Os factos essenciais que se elencam estão documentalmente provados (cf. documentos, em especial os Docs. n.ºs. 1 a 6 da PI não impugnados e a documentação anexa à resposta da Ilustre Representante da Autoridade Tributária, acompanhado do processo administrativo contendo o Relatório de Inspecção Tributária, Projecto de Correcções do Relatório de Inspecção Tributária e documentação anexa).

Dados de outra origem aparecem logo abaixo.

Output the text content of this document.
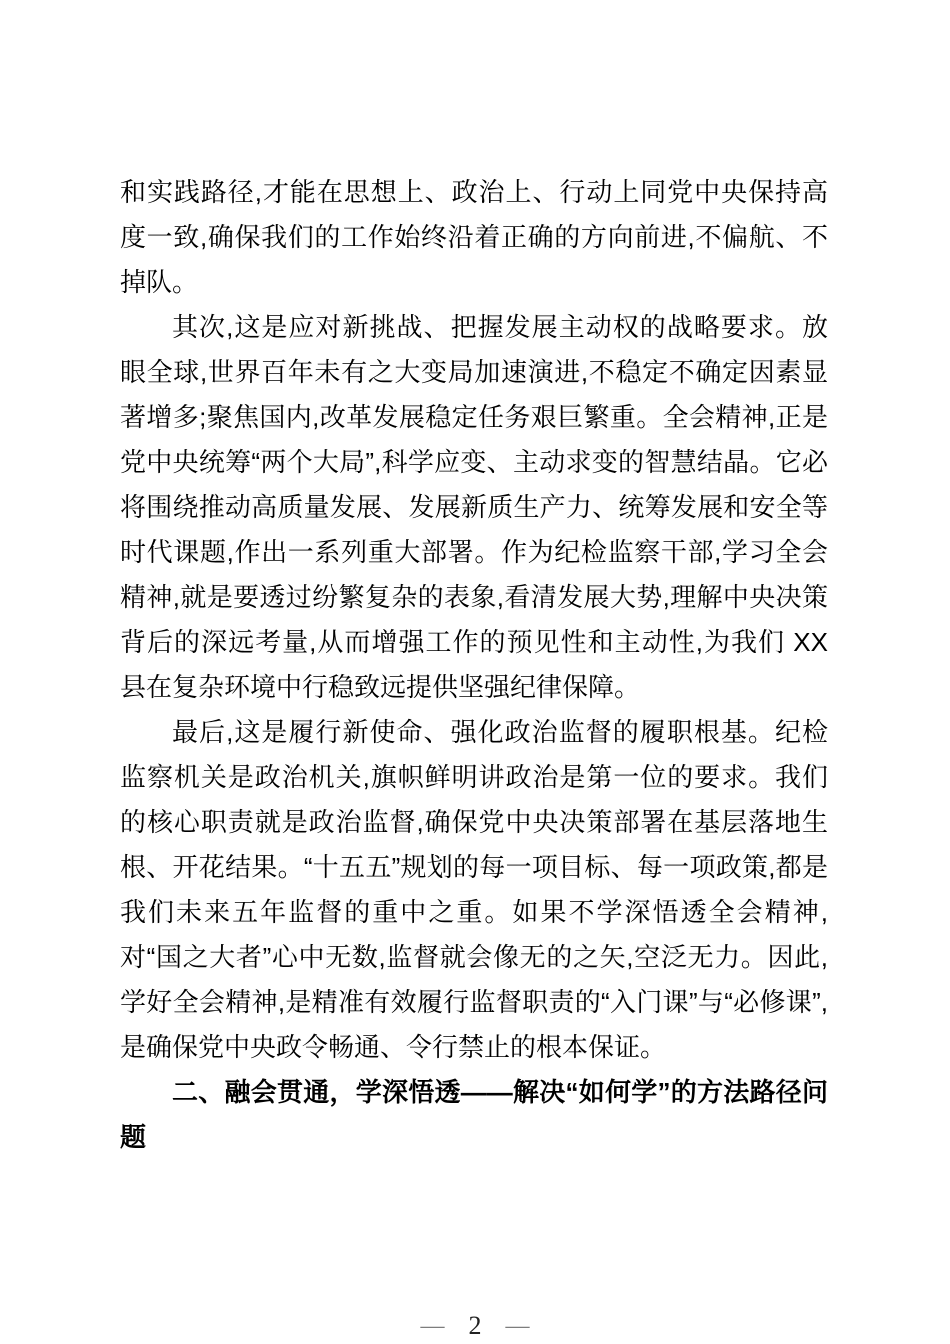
和实践路径,才能在思想上、政治上、行动上同党中央保持高度一致,确保我们的工作始终沿着正确的方向前进,不偏航、不掉队。

其次,这是应对新挑战、把握发展主动权的战略要求。放眼全球,世界百年未有之大变局加速演进,不稳定不确定因素显著增多;聚焦国内,改革发展稳定任务艰巨繁重。全会精神,正是党中央统筹“两个大局”,科学应变、主动求变的智慧结晶。它必将围绕推动高质量发展、发展新质生产力、统筹发展和安全等时代课题,作出一系列重大部署。作为纪检监察干部,学习全会精神,就是要透过纷繁复杂的表象,看清发展大势,理解中央决策背后的深远考量,从而增强工作的预见性和主动性,为我们 XX 县在复杂环境中行稳致远提供坚强纪律保障。

最后,这是履行新使命、强化政治监督的履职根基。纪检监察机关是政治机关,旗帜鲜明讲政治是第一位的要求。我们的核心职责就是政治监督,确保党中央决策部署在基层落地生根、开花结果。“十五五”规划的每一项目标、每一项政策,都是我们未来五年监督的重中之重。如果不学深悟透全会精神,对“国之大者”心中无数,监督就会像无的之矢,空泛无力。因此,学好全会精神,是精准有效履行监督职责的“入门课”与“必修课”,是确保党中央政令畅通、令行禁止的根本保证。

二、融会贯通，学深悟透——解决“如何学”的方法路径问题

— 2 —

Os factos apresentados pela Requerente não foram postos em causa pela Autoridade Tributária e Aduaneira, tendo-se aquela proposto, em todo o caso, provar todos os factos alegados que careçam de prova para além da prova documental. O que não foi requerido pela AT.

 

São duas as questões que cumpre apreciar e decidir:

1º Se em face dos factos descritos e documentalmente suportados pela Autoridade Tributária e Aduaneira no Relatório de Inspecção e demais documentação junta, bem com os factos invocados pela Requerente em sede de pedido de pronúncia arbitral, os quais também se encontram documentalmente suportados, as liquidações de IMT e respectivos juros compensatórios num total de € 51.907,78 (cinquenta e um mil novecentos e sete euros e setenta e oito cêntimos) levadas a efeito pela Direcção de Finanças de Lisboa devem ser consideradas ilegais (i) por violação de lei por errónea qualificação do facto tributário, uma vez que, como sustenta a Requerente, por um lado, em 28.01.2000 foi celebrado um contrato-promessa de compra e venda com tradição do imóvel acima identificado, e que por outro, em 5.2.2000 foi igualmente celebrado um contrato de cessão de posição contratual, os quais configuram situações possessórias enquadráveis e sujeitas no n.º 2 do parágrafo 1º do artigo 2º do CIMSISD, tornando-se irrelevante para efeitos de tributação em sede de IMT, a celebração do contrato de compra e venda em 2007, e por isso, (ii) por inexistência de capacidade contributiva a sujeitar a efeito impositivo em 2010 em sede de IMT.

2º Se as excepções de prescrição de dívida, e da caducidade do direito à liquidação, suscitadas pela Requerente devem ser declaradas e julgadas procedentes.

 

 

O cerne do litígio radica assim e no essencial, em determinar se, como entende a AT, deve ser mantido o acto de liquidação de IMT referente a 2010, porque firmado em facto tributário em 2007, e que não aproveitou, em termos legais, da isenção inicialmente conferida pelo notário. Ou se pelo contrário, inexiste tal facto tributário nos termos considerados pela AT porquanto, relevam para efeitos do seu enquadramento jurídico, tanto o contrato-promessa de compra e venda celebrado em 28.1.2000 como o contrato de cessão de posição contratual realizado em 5.2.2000, os quais têm consequência em termos de sujeição da transmissão de parte do imóvel.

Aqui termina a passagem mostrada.